Talk groups are for interests, such as languages, areas, and a few test modes, answer B. If you connect to TG 17, and speak Norwegian to the users in that world-wide group, users with their radio set to TG 14 for world-wide Spanish speakers won't hear you. I think you coudl also use it if you were from regional Canada, but out of the area, to talk to folks back home. Answer B.

Which Q signal indicates that you are receiving interference from other stations?

It is QRM, answer A. I suppose the M stands for Man-made.

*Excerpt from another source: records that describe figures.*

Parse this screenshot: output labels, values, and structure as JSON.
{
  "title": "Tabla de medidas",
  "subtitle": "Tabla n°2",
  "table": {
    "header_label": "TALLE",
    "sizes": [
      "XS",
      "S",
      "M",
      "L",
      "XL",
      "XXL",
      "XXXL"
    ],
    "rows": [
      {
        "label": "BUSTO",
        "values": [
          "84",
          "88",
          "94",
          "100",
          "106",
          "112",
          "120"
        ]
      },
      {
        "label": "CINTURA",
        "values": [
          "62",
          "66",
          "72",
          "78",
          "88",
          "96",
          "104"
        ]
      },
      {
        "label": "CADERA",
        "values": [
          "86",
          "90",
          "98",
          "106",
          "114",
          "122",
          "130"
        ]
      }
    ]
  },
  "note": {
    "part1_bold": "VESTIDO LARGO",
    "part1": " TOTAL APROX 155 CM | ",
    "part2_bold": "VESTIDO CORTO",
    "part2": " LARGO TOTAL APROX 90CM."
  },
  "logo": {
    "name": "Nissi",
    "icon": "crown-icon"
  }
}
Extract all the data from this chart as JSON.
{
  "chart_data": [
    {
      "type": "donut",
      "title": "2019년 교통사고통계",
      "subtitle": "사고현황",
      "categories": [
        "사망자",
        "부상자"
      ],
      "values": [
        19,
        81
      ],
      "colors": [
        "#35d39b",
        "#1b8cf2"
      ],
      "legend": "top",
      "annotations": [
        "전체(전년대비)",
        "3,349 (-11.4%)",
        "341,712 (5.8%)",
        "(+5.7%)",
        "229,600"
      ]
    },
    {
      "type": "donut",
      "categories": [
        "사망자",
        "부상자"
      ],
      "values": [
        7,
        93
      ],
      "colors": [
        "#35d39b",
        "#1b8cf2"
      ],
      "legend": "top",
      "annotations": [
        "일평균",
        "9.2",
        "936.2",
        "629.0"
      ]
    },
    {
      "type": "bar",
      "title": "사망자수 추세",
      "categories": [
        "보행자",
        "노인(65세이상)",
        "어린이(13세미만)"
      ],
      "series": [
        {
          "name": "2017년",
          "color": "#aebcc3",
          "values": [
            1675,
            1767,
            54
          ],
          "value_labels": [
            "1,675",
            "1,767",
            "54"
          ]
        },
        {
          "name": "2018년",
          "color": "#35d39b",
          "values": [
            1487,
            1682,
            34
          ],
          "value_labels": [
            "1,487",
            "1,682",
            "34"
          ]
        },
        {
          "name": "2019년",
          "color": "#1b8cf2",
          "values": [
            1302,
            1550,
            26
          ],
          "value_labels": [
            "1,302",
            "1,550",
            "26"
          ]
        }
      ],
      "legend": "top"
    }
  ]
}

Which Q signal indicates that you are changing frequency? A. QRU

It is QSY, answer B.

Why are simplex channels designated in the VHF/UHF band plans?
A. So that stations within mutual communications range can communicate without tying up a repeater
B. For contest operation
C. For working DX only
D. So that stations with simple transmitters can access the repeater without automated offset

Note the "Why": These are to allow station in close range to communicate directly, keeping the repeater free, answer A. Sure, you can use the simplex channels for contests, or home-brew experiments, but that isn't the "Why".

Where may SSB phone be used in amateur bands above 50 MHz?
A. Only in sub-bands allocated to General class or higher licensees
B. Only on repeaters
C. In at least some portion of all these bands
D. On any band as long as power is limited to 25 watts

It is legally permitted in at least some (actually, most) of ALL bands above 50 MHz, answer C. The rest are really rather silly, including General-class sub-bands, when Technicians have full rights above 50 MHz.

Which of the following describes a linked repeater network?
A. A network of repeaters where signals received by one repeater are repeated by all the repeaters
B. A repeater with more than one receiver
C. Multiple repeaters with the same owner
D. A system of repeaters linked by APRS

A group of repeaters can be linked, to provide wide area coverage, and also link between different bands, answer A. A repeater can have more than one receiver, called a voting receiver, to give spatial diversity, but this is not a network.